Part de responsabilité. Au plan politique, Emmanuel Macron doit se poser sérieusement la question de savoir s’il veut rester dans l’Histoire comme le président de la Ve République qui porta l’extrême droite au pouvoir. S’il souhaite se représenter avec des chances de succès en 2022, il ne peut échapper à la redéfinition d’un pouvoir qui l’a coupé des Français et des Européens, des élus et des relais d’opinion, des médias et de l’Université.
L’examen de conscience qui s’impose n’est pas limité au président de la République. Droite et gauche républicaines, syndicats, médias, intellectuels, citoyens, tous sont confrontés à un choix cardinal, dont l’importance tranche avec la routine médiocre dans laquelle s’est engluée la vie politique française. Au-delà des erreurs stratégiques et des fautes de comportement d’Emmanuel Macron, jusqu’à quel point sommes-nous prêts à laisser la colère et le ressentiment l’emporter, au risque de faire le jeu de l’extrême droite ? Au moment où l’Histoire accélère et où la démocratie se trouve de nouveau en balance, quelle est la part de responsabilité dont aucun citoyen ne peut s’exonérer dans la situation de la France et quelle est la part d’engagement requis de chacun pour la redresser ?
Elie Halévy rappelait que « la sagesse ou la folie de nos hommes d’État est purement et simplement le reflet de notre propre sagesse ou de notre propre folie ». L’égocentrisme, la légèreté et l’arrogance d’Emmanuel Macron ne sont-ils pas aussi le reflet de chacun de nous, aussi prompts à refuser tout changement qu’à vivre aux dépens du voisin et des générations futures à travers la dette publique, aussi inspirés pour donner des leçons aux autres Européens qu’incapables de traiter les problèmes qui minent notre pays depuis quatre décennies, aussi intraitables pour la défense de nos acquis que complaisants envers la violence et le dépérissement de l’État de droit ?

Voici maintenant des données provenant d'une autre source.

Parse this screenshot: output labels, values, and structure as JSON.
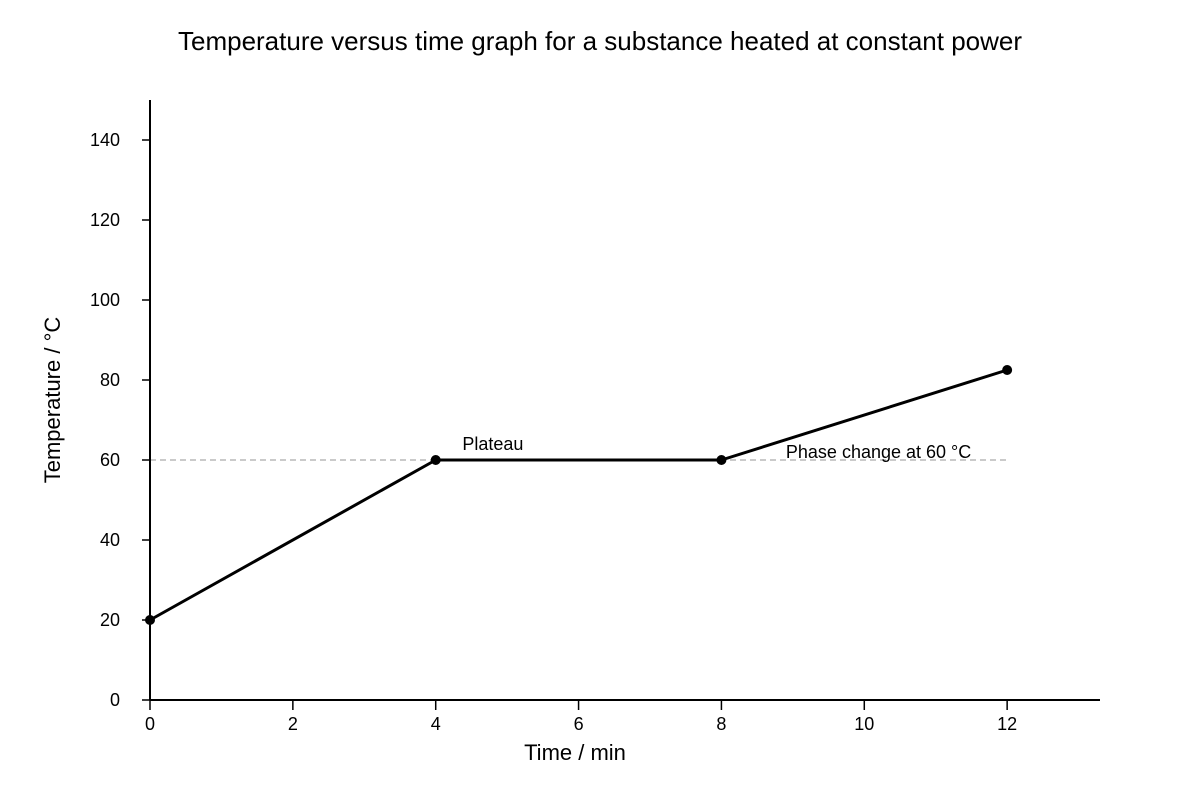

Il est temps pour Emmanuel Macron de se soumettre au principe de réforme permanente auquel il demande aux Français de se convertir. Il est temps pour les Français de cesser de tout attendre d’un homme ou d’une femme qui se proclament providentiels, d’admettre que le redressement de la France reste devant nous et qu’il ne dépend que de chacun de nous.